= Self-validating reduction =

A self-validating reduction is kind of self-fulfilling prophecy of which the result is a dramatic reduction in a person, group, or natural being. This term was coined by Anthony Weston and used in his book Back to Earth in 1994. Following Weston's work, Bob Jickling, et al. in Environmental Education, Ethics, and Action (United Nations Education Program (UNEP), 2006) wrote:
A self-validating reduction is a self-fulfilling prophecy in which one of the main effects of the "prophecy" is to reduce someone or something in the world. It acts to make that person or thing less than they, or it, are or could be; or it diminishes some part of the world’s richness, depth and promise. And, this reduction in turn feeds back, not only to justify the original "prophecy" but also to perpetuate it.
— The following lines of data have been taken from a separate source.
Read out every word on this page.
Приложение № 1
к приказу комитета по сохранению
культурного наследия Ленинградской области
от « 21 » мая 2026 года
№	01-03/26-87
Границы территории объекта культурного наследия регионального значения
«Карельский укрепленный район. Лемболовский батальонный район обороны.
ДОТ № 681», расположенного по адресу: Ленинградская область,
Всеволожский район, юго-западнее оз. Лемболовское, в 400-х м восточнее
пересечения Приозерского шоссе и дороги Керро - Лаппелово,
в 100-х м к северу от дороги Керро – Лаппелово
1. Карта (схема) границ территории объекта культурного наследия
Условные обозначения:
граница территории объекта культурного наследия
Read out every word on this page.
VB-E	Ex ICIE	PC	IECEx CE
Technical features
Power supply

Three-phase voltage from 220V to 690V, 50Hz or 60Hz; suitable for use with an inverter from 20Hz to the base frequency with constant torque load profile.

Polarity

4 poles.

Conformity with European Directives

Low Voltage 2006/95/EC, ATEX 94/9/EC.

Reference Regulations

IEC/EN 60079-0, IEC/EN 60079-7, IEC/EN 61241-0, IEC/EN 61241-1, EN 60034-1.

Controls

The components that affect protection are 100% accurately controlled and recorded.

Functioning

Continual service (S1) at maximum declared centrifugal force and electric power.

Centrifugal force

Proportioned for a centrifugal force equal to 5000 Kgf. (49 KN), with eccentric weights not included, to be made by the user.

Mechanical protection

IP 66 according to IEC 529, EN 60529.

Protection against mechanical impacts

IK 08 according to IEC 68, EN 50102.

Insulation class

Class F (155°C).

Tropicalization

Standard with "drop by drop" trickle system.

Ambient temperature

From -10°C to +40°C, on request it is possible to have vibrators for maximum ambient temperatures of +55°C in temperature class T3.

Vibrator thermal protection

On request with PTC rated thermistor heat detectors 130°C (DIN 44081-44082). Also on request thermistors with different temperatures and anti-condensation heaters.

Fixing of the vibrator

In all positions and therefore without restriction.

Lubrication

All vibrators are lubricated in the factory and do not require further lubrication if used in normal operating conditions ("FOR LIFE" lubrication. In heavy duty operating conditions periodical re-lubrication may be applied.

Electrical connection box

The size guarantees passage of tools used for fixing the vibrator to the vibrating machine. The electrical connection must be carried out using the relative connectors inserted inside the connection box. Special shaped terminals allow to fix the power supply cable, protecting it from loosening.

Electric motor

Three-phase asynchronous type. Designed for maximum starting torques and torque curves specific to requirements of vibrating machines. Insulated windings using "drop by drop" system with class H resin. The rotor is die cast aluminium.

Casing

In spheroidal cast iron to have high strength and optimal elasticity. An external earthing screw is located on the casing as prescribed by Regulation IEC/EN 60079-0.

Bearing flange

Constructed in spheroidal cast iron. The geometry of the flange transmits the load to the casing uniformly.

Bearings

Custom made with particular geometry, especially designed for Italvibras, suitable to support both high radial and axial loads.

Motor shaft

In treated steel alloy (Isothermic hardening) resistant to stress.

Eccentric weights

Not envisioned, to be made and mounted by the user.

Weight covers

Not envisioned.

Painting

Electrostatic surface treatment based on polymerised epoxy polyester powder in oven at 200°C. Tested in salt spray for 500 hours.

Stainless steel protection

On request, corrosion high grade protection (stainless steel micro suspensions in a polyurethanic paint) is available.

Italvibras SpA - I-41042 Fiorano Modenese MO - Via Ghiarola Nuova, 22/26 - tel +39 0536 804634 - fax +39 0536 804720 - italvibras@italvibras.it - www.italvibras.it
== Definition and examples ==

According to Thomas Schelling’s classic (1978) treatment, the term “self-fulfilling prophecy” originally referred to a process in which a negative but quite possibly baseless expectation or prediction generates a feedback loop that ends by producing exactly the expected negative result: the diminution or defeat of something originally stable and seemingly solid. The standard example is a run on an initially solvent bank that can accelerate into a panic and drive the bank into bankruptcy simply because very few banks, however well-managed, can cash out large numbers of depositors upon unexpected demand. The term has since broadened greatly, however, to include any self-augmenting expectation, prediction, or disposition, many of which can also have positive effects. High self-esteem, however ill-founded, may produce more confident and capable acts, hence "fulfilling" itself. Other interpersonal expectations such as predictions of student success, initially quite baseless, can produce student success through subtly altering the expectations of their teachers.

A 1996 article by philosopher Anthony Weston refocused on part of what Schelling described as the original denotation of “self-fulfilling prophecy” using the more specific term “self-validating reduction”. The "reduction" is an actual change – some kind of deprivation, loss, or diminution – not merely a "prophecy" in the sense of an attitude change in another person or society at large; and a change that comes to justify or "validate" a changed judgment of the person changed or reduced, specifically by ignoring the actual cause of the reduction and attributing it instead to the essential character of the reduced person(s) instead.

For example, the abolitionist Frederick Douglass pointed out that

 Ignorance and depravity, and the inability to arise from degradation to civilization and respectability, are the most usual allegations against the oppressed. The evils most fostered by slavery and oppression are precisely those which slaveholders and oppressors would transfer from their system to the inherent character of their victims. Thus the very crimes of slavery become slavery’s best defense. By making the enslaved a character fit only for slavery, they excuse themselves for failing to make the slave a freeman.

Among many other possible examples are the Nazi concentration camps, designed to destroy the inmates' very humanity and thus to validate the Nazis’ prejudices and make systematic murder possible; and the ways in which prejudiced persons, convinced of (say) a co-worker's incapacity or inequality, are likely to reduce their co-workers to uncooperative antagonists: missing their own contribution to the process, they will then naturally conclude that their co-workers – not themselves – are incapable of good work.

== Other animals and nature ==

Self-validating reduction applies beyond the human sphere as well. For example, wild animals who were not originally hostile or wary become that way upon being hunted. Scientific research on other animals that tends to avoid calling on their social instincts, in the name of objectivity, may in fact drive them away and actually induce an avoidance of humans that then is taken to be an objective and independent fact about them. Highly confined and managed animals under "factory farming" can be reduced to a state of social and physical dysfunction that seems to be their "inherent character", as Douglass puts it, thus making their treatment less morally troubling, and thereby making them more available for further reduction in turn.

The ecological critic Paul Shepard noted that land can be reduced in self-validating ways as well, as when Isaiah commands Israel to “tear down the [pagan] altars, break their images, cut down their groves” – so that it becomes true, as it may not have been initially, that only the other world, beyond nature, is truly sacred. Shepard called this kind of self-validating reduction “the evangelical desacralizing of place”.